Gay robin hood

Robin Hood Merry Men

Merry Men might sound at first like a delightfully campy series, but it is quite the opposite. The text focused on the sharp shock of the gay charge, but also, as suits a serious Sunday paper, had research. How inspired are you to address our political news cycle?

The comic is a grounded, realistic look into a world where Robin Hood, still the familiar rogueish leader living in the woods with his band of outlaws with a good cause, is now also a badass homosexual who rises up in the face of discrimination and oppression.

How important was it for you to give a voice to a trans character in your story? Robin Hood: Gay in the Greenwood? The Advocate chatted up Rodi about his new series, what inspired him to delve into the Robin Hood mythos, and how impactful this comic book is as an allegory for our modern cultural landscape.

By continuing to use our site, you agree to our Privacy Policy and Terms of Use. Comic book publisher Oni Press recently released the first issue of a very queer new take on literary hero Robin Hood and his band of Merry Men. Titled, simply enough, Merry Men, the comic book is written and created by out writer Robert Rodi, with art by Jackie Lewis, and features a bold new story that recasts the familiar medieval characters as gay men.

So I think we were on beam for that disturbing trend, as well. This being an election year, it was interesting how the comic works as a narrative for our current political climate.

Merry Men Explores the

The Sunday Times story boiled this down to Was Robin Hood Gay? There was a fine colour pic of ultra-handsome Errol Flynn and an astutely selected illustration by Howard Pyle, the very influential American illustrator ofshowing Robin and Friar Tuck playing horsey in the water.

Merry Men has been in the works for quite a while, so it's just by chance that the political gay teen snapchat has polarized to the hood that it mirrors our 12th-century scenario.

Rodi: I'm a history buff -- ancient and medieval especially -- and I was lurking around some websites when I came across the question "Was Robin Hood gay? I wanted the full nonheteronormative sexual palette in this book, and, in fact, there are one or two more characters coming up who'll fill in a few of the areas still missing.

At least that was the prevailing view; I'm pretty sure queer people of the time would've had a different take on it, if you asked them. So I funneled a lot of that energy into the structure and texture of Merry Men. I wanted the series to have as much historical integrity as possible -- meaning I wanted to respect the limitations of the period -- but I definitely wanted resonances that modern readers could feel and relate to.

"When Robin Hood was about 20 years old; he happen'd to meet Little John; A jolly brisk blade right fit for the trade, for he was a lusty young man." The Times of 11 July reported on research suggesting that Robin Hood, who livd with his band of merrie men in their forest ghetto, may have been gay.

And it seems fairly clear that the anti-LGBT initiatives we're seeing everywhere these days are politically, not religiously, motivated. The comic is a grounded, realistic look into a world where Robin Hood, still the familiar rogueish leader living in the woods with his band of outlaws with a good cause, is now also a badass.

I was intrigued and did some more searching -- well, as with everything related to Robin Hood, there was basically just conjecture, nothing definitive. The first issue gay sets up the persecution and retaliation of the Merry Men.

Was this your commentary on the modern LGBT struggle? Yes, at the time all this was coming together in my head, the marriage equality and Occupy movements were very much in the news, and I was philosophically and emotionally invested in both of those causes.

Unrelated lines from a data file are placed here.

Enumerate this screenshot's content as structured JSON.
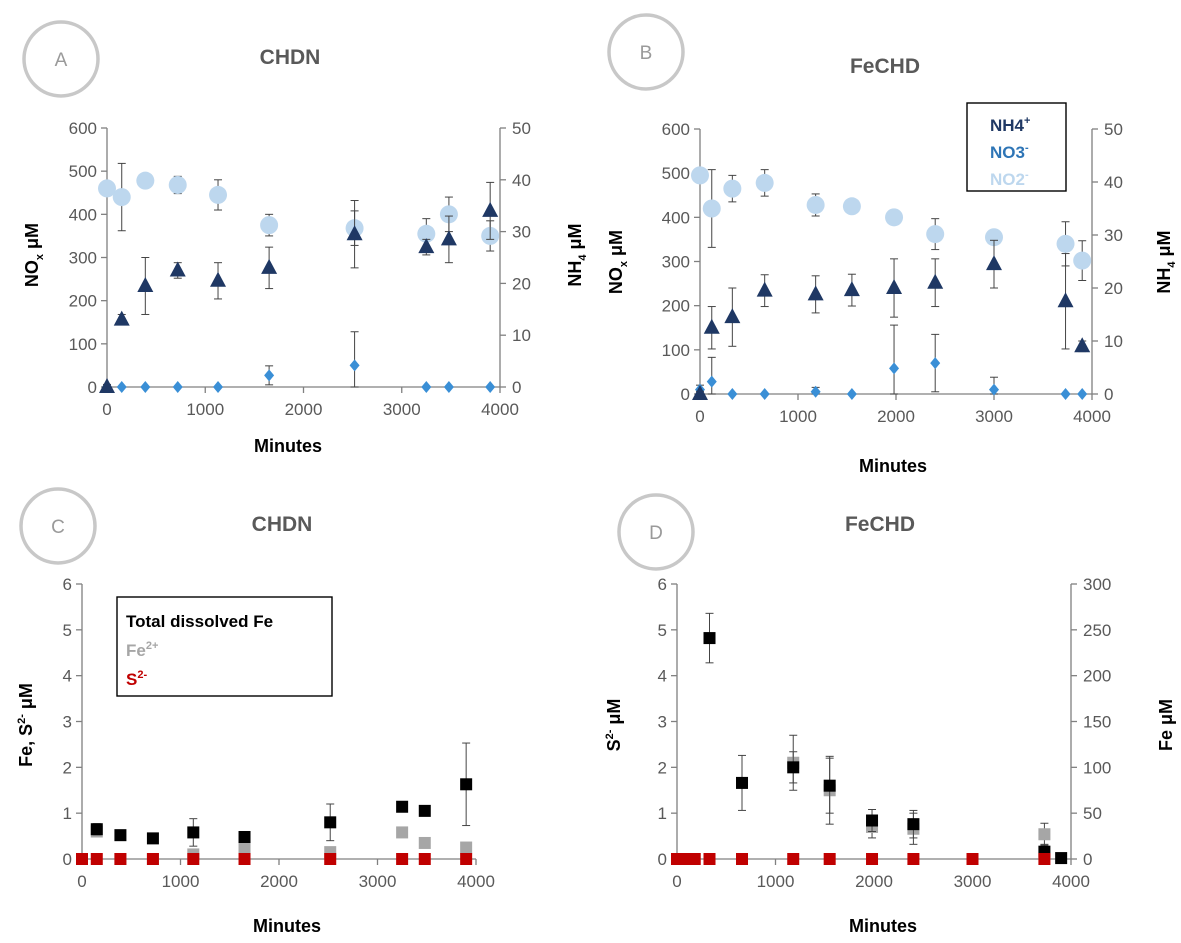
{
  "panels": [
    {
      "badge": "A",
      "title": "CHDN",
      "xlabel": "Minutes",
      "ylabel_left": "NOx μM",
      "ylabel_right": "NH4 μM",
      "legend": null
    },
    {
      "badge": "B",
      "title": "FeCHD",
      "xlabel": "Minutes",
      "ylabel_left": "NOx μM",
      "ylabel_right": "NH4 μM",
      "legend": [
        {
          "label": "NH4",
          "sup": "+",
          "color": "#1f3864"
        },
        {
          "label": "NO3",
          "sup": "-",
          "color": "#2e75b6"
        },
        {
          "label": "NO2",
          "sup": "-",
          "color": "#bdd7ee"
        }
      ]
    },
    {
      "badge": "C",
      "title": "CHDN",
      "xlabel": "Minutes",
      "ylabel_left": "Fe, S2- μM",
      "ylabel_right": "",
      "legend": [
        {
          "label": "Total dissolved Fe",
          "sup": "",
          "color": "#000000"
        },
        {
          "label": "Fe",
          "sup": "2+",
          "color": "#a6a6a6"
        },
        {
          "label": "S",
          "sup": "2-",
          "color": "#c00000"
        }
      ]
    },
    {
      "badge": "D",
      "title": "FeCHD",
      "xlabel": "Minutes",
      "ylabel_left": "S2- μM",
      "ylabel_right": "Fe μM",
      "legend": null
    }
  ],
  "colors": {
    "nh4": "#1f3864",
    "no3": "#3a8fd6",
    "no2": "#bdd7ee",
    "total_fe": "#000000",
    "fe2": "#a6a6a6",
    "s2": "#c00000"
  },
  "chart_data": [
    {
      "type": "scatter",
      "xlim": [
        0,
        4000
      ],
      "xticks": [
        0,
        1000,
        2000,
        3000,
        4000
      ],
      "ylim_left": [
        0,
        600
      ],
      "yticks_left": [
        0,
        100,
        200,
        300,
        400,
        500,
        600
      ],
      "ylim_right": [
        0,
        50
      ],
      "yticks_right": [
        0,
        10,
        20,
        30,
        40,
        50
      ],
      "series": [
        {
          "key": "no2",
          "axis": "left",
          "marker": "circle",
          "x": [
            0,
            150,
            390,
            720,
            1130,
            1650,
            2520,
            3250,
            3480,
            3900
          ],
          "y": [
            460,
            440,
            478,
            468,
            445,
            375,
            368,
            355,
            400,
            350
          ],
          "err": [
            10,
            78,
            5,
            20,
            35,
            25,
            40,
            35,
            40,
            35
          ]
        },
        {
          "key": "no3",
          "axis": "left",
          "marker": "diamond",
          "x": [
            0,
            150,
            390,
            720,
            1130,
            1650,
            2520,
            3250,
            3480,
            3900
          ],
          "y": [
            0,
            0,
            0,
            0,
            0,
            27,
            50,
            0,
            0,
            0
          ],
          "err": [
            0,
            0,
            0,
            0,
            0,
            22,
            78,
            0,
            0,
            0
          ]
        },
        {
          "key": "nh4",
          "axis": "right",
          "marker": "triangle",
          "x": [
            0,
            150,
            390,
            720,
            1130,
            1650,
            2520,
            3250,
            3480,
            3900
          ],
          "y": [
            0,
            13,
            19.5,
            22.5,
            20.5,
            23,
            29.5,
            27,
            28.5,
            34
          ],
          "err": [
            0.5,
            1,
            5.5,
            1.5,
            3.5,
            4,
            6.5,
            1.5,
            4.5,
            5.5
          ]
        }
      ]
    },
    {
      "type": "scatter",
      "xlim": [
        0,
        4000
      ],
      "xticks": [
        0,
        1000,
        2000,
        3000,
        4000
      ],
      "ylim_left": [
        0,
        600
      ],
      "yticks_left": [
        0,
        100,
        200,
        300,
        400,
        500,
        600
      ],
      "ylim_right": [
        0,
        50
      ],
      "yticks_right": [
        0,
        10,
        20,
        30,
        40,
        50
      ],
      "series": [
        {
          "key": "no2",
          "axis": "left",
          "marker": "circle",
          "x": [
            0,
            120,
            330,
            660,
            1180,
            1550,
            1980,
            2400,
            3000,
            3730,
            3900
          ],
          "y": [
            495,
            420,
            465,
            478,
            428,
            425,
            400,
            362,
            355,
            340,
            302
          ],
          "err": [
            10,
            88,
            30,
            30,
            25,
            10,
            10,
            35,
            10,
            50,
            45
          ]
        },
        {
          "key": "no3",
          "axis": "left",
          "marker": "diamond",
          "x": [
            0,
            120,
            330,
            660,
            1180,
            1550,
            1980,
            2400,
            3000,
            3730,
            3900
          ],
          "y": [
            10,
            28,
            0,
            0,
            5,
            0,
            58,
            70,
            10,
            0,
            0
          ],
          "err": [
            10,
            55,
            0,
            0,
            10,
            0,
            98,
            65,
            28,
            0,
            0
          ]
        },
        {
          "key": "nh4",
          "axis": "right",
          "marker": "triangle",
          "x": [
            0,
            120,
            330,
            660,
            1180,
            1550,
            1980,
            2400,
            3000,
            3730,
            3900
          ],
          "y": [
            0,
            12.5,
            14.5,
            19.5,
            18.8,
            19.6,
            20,
            21,
            24.5,
            17.5,
            9
          ],
          "err": [
            0.5,
            4,
            5.5,
            3,
            3.5,
            3,
            5.5,
            4.5,
            4.5,
            9,
            1
          ]
        }
      ]
    },
    {
      "type": "scatter",
      "xlim": [
        0,
        4000
      ],
      "xticks": [
        0,
        1000,
        2000,
        3000,
        4000
      ],
      "ylim_left": [
        0,
        6
      ],
      "yticks_left": [
        0,
        1,
        2,
        3,
        4,
        5,
        6
      ],
      "series": [
        {
          "key": "fe2",
          "axis": "left",
          "marker": "square",
          "x": [
            0,
            150,
            390,
            720,
            1130,
            1650,
            2520,
            3250,
            3480,
            3900
          ],
          "y": [
            0,
            0.6,
            0,
            0,
            0.1,
            0.25,
            0.15,
            0.58,
            0.35,
            0.25
          ],
          "err": [
            0,
            0.08,
            0,
            0,
            0.05,
            0.08,
            0.1,
            0.1,
            0.08,
            0.08
          ]
        },
        {
          "key": "total_fe",
          "axis": "left",
          "marker": "square",
          "x": [
            150,
            390,
            720,
            1130,
            1650,
            2520,
            3250,
            3480,
            3900
          ],
          "y": [
            0.65,
            0.52,
            0.45,
            0.58,
            0.48,
            0.8,
            1.14,
            1.05,
            1.63
          ],
          "err": [
            0.12,
            0.05,
            0.05,
            0.3,
            0.05,
            0.4,
            0.05,
            0.05,
            0.9
          ]
        },
        {
          "key": "s2",
          "axis": "left",
          "marker": "square",
          "x": [
            0,
            150,
            390,
            720,
            1130,
            1650,
            2520,
            3250,
            3480,
            3900
          ],
          "y": [
            0,
            0,
            0,
            0,
            0,
            0,
            0,
            0,
            0,
            0
          ],
          "err": [
            0,
            0,
            0,
            0,
            0,
            0,
            0,
            0,
            0,
            0
          ]
        }
      ]
    },
    {
      "type": "scatter",
      "xlim": [
        0,
        4000
      ],
      "xticks": [
        0,
        1000,
        2000,
        3000,
        4000
      ],
      "ylim_left": [
        0,
        6
      ],
      "yticks_left": [
        0,
        1,
        2,
        3,
        4,
        5,
        6
      ],
      "ylim_right": [
        0,
        300
      ],
      "yticks_right": [
        0,
        50,
        100,
        150,
        200,
        250,
        300
      ],
      "series": [
        {
          "key": "fe2",
          "axis": "right",
          "marker": "square",
          "x": [
            1180,
            1550,
            1980,
            2400,
            3730
          ],
          "y": [
            105,
            75,
            35,
            33,
            27
          ],
          "err": [
            30,
            37,
            12,
            17,
            12
          ]
        },
        {
          "key": "total_fe",
          "axis": "right",
          "marker": "square",
          "x": [
            330,
            660,
            1180,
            1550,
            1980,
            2400,
            3730,
            3900
          ],
          "y": [
            241,
            83,
            100,
            80,
            42,
            38,
            8,
            1
          ],
          "err": [
            27,
            30,
            17,
            30,
            12,
            15,
            8,
            1
          ]
        },
        {
          "key": "s2",
          "axis": "left",
          "marker": "square",
          "x": [
            0,
            60,
            120,
            180,
            330,
            660,
            1180,
            1550,
            1980,
            2400,
            3000,
            3730
          ],
          "y": [
            0,
            0,
            0,
            0,
            0,
            0,
            0,
            0,
            0,
            0,
            0,
            0
          ],
          "err": [
            0,
            0,
            0,
            0,
            0,
            0,
            0,
            0,
            0,
            0,
            0,
            0
          ]
        }
      ]
    }
  ]
}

One of the interesting things you haven't seen yet, because it's in an upcoming issue, is the revelation that our villain, Prince John, decides to use the oft-quoted passage in Leviticus for political reasons; it's a robin of getting at the gay allies of his brother, King Richard.

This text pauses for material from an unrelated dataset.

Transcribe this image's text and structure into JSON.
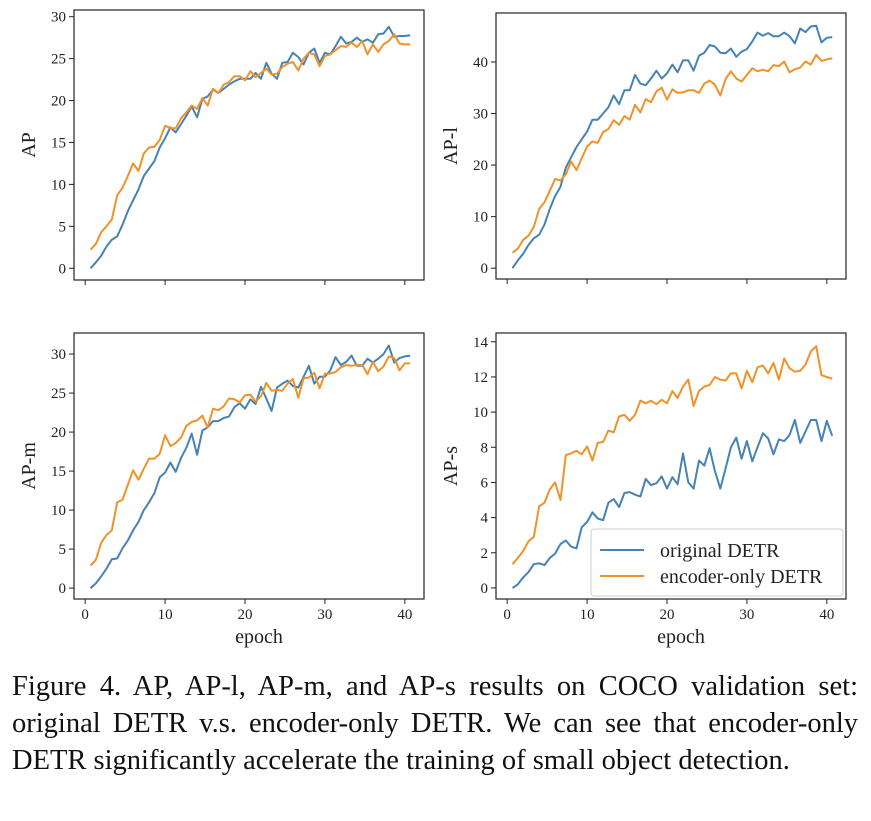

One of the ways I'm trying to be true to the period is that in the 12th century there was no concept of homosexuality per se; the term itself was hundreds of years from being coined. But I thought, What a great basis for a revisionary take on the character, and then I realized I'd better do it myself, or I'd be bitterly envious of whoever did.

There was same-sex activity, of course, but that was seen as a behavioral issue, not as an expression of identity. Also, an exclusive artwork for issue 2!